Ok had a bit of a session today on this…

there in front of my face is how to adjust the learn rate within the output of you software so sorry for being so blind. This must frustrate you all sorry.
learn rate didn’t have an effect.
i reduced my image sets down to just flips without any positional stepping and everything worked.

My conclusion at the moment is the training doesn’t like the black areas of my images when i do the positional stepping. Is there something i should be putting here? I have seen papers on doing just this and assumed the black areas wouldn’t have been a problem.

Thanks for all your help your doing a wonderful job.

dusty_nv · February 1, 2021, 5:12pm

Hmm I have not tried the pytorch-ssd with just pure black areas of the images before, they always had some data in them, so I’m not sure why it is leading to NaN like that. Perhaps you could instead variably crop the image so that the surrounding area was still filled with the original data?

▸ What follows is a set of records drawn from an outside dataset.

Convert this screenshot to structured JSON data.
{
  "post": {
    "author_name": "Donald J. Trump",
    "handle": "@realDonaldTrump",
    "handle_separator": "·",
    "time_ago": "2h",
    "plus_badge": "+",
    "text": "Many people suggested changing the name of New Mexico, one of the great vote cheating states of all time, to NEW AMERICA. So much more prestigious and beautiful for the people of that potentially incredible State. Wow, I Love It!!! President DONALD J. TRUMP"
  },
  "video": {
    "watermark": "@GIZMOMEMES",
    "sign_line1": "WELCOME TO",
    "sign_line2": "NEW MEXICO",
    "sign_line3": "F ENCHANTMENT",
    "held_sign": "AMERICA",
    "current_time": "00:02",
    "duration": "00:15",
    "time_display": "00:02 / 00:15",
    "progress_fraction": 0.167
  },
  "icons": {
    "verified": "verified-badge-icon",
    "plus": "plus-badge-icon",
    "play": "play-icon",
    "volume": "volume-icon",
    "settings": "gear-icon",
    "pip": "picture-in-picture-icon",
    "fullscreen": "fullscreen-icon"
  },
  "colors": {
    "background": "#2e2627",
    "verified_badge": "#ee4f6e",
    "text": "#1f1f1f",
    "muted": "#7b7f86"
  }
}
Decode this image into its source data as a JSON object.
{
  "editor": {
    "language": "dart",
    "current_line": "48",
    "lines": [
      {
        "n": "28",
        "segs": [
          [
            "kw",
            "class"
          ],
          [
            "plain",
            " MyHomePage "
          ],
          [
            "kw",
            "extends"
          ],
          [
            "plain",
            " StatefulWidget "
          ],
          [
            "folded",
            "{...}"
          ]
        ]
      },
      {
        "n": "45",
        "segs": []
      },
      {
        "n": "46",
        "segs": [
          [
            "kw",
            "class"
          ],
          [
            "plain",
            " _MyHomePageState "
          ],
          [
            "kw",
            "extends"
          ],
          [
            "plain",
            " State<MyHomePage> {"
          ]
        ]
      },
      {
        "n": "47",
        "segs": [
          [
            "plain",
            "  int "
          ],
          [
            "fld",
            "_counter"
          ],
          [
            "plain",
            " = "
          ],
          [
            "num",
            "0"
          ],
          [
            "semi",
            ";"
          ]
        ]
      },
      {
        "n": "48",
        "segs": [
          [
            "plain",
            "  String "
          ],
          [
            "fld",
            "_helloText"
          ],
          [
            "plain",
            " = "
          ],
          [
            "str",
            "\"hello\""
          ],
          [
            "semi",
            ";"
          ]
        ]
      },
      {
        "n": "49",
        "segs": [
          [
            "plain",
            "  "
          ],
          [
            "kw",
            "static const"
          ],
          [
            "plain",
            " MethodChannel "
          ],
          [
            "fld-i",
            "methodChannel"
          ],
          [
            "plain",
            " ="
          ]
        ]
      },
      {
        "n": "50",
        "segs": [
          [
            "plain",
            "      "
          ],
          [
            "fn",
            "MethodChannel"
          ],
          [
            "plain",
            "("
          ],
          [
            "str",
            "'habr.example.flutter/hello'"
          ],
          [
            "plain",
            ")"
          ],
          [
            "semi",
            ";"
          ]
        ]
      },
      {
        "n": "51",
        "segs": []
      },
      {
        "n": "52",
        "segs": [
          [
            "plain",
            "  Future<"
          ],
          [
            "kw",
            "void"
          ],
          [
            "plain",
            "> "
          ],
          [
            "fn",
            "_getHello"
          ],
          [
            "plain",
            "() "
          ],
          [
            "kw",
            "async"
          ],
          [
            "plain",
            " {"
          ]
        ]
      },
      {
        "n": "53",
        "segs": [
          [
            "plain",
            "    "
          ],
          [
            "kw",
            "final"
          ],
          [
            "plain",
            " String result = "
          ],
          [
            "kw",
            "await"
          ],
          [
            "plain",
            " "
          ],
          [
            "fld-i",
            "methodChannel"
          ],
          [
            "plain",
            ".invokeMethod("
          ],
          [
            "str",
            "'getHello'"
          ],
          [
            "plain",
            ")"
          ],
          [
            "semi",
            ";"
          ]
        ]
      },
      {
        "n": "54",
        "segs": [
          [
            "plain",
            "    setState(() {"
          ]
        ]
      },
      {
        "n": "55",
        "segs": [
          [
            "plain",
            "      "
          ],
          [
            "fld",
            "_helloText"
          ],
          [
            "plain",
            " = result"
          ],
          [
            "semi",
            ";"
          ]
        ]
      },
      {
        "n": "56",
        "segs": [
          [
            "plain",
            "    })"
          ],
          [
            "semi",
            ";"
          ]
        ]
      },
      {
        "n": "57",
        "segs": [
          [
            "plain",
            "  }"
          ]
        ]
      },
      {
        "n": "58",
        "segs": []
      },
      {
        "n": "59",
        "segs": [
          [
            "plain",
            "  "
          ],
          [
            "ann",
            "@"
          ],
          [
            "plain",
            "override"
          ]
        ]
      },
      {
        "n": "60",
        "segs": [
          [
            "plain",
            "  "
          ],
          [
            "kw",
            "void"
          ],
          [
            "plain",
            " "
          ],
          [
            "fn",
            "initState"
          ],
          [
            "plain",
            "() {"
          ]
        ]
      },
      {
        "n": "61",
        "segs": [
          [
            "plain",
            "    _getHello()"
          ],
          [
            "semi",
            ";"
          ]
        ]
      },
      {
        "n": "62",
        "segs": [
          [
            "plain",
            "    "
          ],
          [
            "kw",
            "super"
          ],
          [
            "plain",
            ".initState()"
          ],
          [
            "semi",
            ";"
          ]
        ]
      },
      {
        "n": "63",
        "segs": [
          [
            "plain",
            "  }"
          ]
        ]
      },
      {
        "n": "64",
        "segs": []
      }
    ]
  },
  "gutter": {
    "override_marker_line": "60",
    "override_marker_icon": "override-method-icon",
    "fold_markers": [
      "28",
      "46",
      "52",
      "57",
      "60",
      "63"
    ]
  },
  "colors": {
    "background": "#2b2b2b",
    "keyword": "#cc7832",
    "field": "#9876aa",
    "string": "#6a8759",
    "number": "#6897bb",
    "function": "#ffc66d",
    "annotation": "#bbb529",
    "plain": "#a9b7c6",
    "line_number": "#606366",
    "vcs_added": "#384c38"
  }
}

By the way, it looks like pytorch-ssd already applies data augmentation to the training data:

So you may want to consider the augmentation transforms it is already applying in addition to your own. Actually it looks like it already doing the random sample cropping that I mentioned above, and flipping (mirroring).

nic_wren · February 1, 2021, 9:42pm

Thanks dusty. In my edited method I did crop to the edges of the original image removing the black boarders.
Its odd you say that pytorch-ssd already augmented the input data as after i got my augmentation working it really worked well at training my models from just a few original images. But thanks, now i know what it does do i can select some different augmentations to try and perhaps improve it further. Its been a useful learning experience anyway. Thanks again.